Perhaps the key to Donald’s family romance resides in the book by his two younger brothers. Their description of their parents suggests a hard act to follow: “He and Mother made of the family and our early lives a lovely old-fashioned movie with snappy dialogue and surprising developments, high drama and low comedy, heroes and villains, wit and beauty and regret. Pretty much everything since then has been anticlimax.”

In his own life he tried to achieve perfection. That was all he expected of his marriage to Helen: perfection. They had to have the right house, the right furniture, the right books, the right everything. And all of this cost money, which Barthelme did not have—never would. He depended on Helen, whose advertising business was profitable, and, painfully, on his father. He wanted to live as an elite without paying the freight. Helen calls him “autocratic” rather than “arrogant.”

Perfectionists are rarely satisfied with the way things turn out in real life, and Barthelme certainly found imperfection everywhere he looked. He might have looked more closely at himself. Though he had jettisoned Catholicism (as did all the brothers; that was one vaccination that didn’t take), he spoke often to Helen of “this evil world.”

Ditching Helen the way he did was one of his less perfect acts. In 1962 he moved to New York, the locus of all his artistic desire, and while there, waiting for Helen to join him, he found he liked it without her. New York gave him access to movers and shakers like the artist Elaine de Kooning, the critic Dwight Macdonald, and many other luminaries in the arts who were thrilling to be around. The in crowd in New York drank a great deal, and Barthelme, in Helen’s words, began “drinking excessively.”

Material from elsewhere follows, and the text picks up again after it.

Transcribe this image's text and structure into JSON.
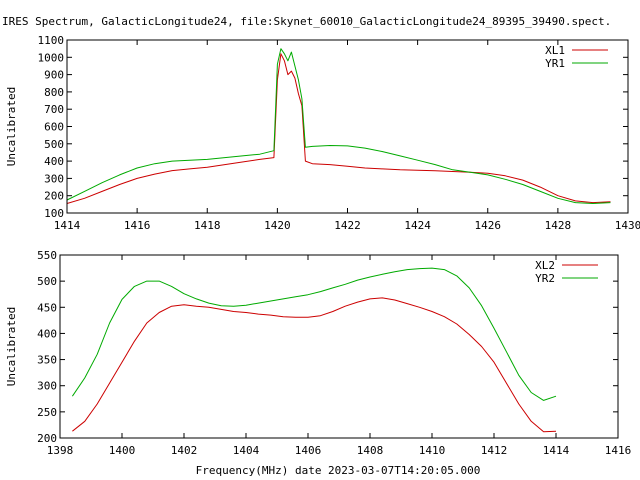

Eventually he and Helen decided to separate, and while he was in Denmark on a Guggenheim, he took up with a Scandinavian beauty named Birgit who suffered from a debilitating inherited disease and mental problems. When she became pregnant, Barthelme insisted upon divorcing Helen to keep the child from being illegitimate. Helen is reserved in her account of that particular bloodletting done from afar, but she does report that when his novel Snow White came out in 1967, she ripped out the dedication to Birgit.

In the early eighties Barthelme returned to Texas and assumed the mantle of éminence grise in creative writing at the University of Houston. His life was cut short in 1989 by cancer. After he was cremated, Frederick, in a gesture Donald would have appreciated, Helen says, poked around in the ashes in his fireplace, wondering aloud where Donald was. When the parents died in quick succession in the nineties, Frederick and Steven lost their inheritance in a frenzy of high-stakes games in the offshore casinos along the Mississippi coast. Such self-inflicted suffering seems to have deepened and extended their writing, but the most famous of the Barthelmes had always relied on irony to mask the messiness of daily existence. One of the virtues, and sadnesses, of Helen Barthelme’s interesting account is its revelation of just how melancholy the life behind the polished surfaces of Donald’s stories actually was.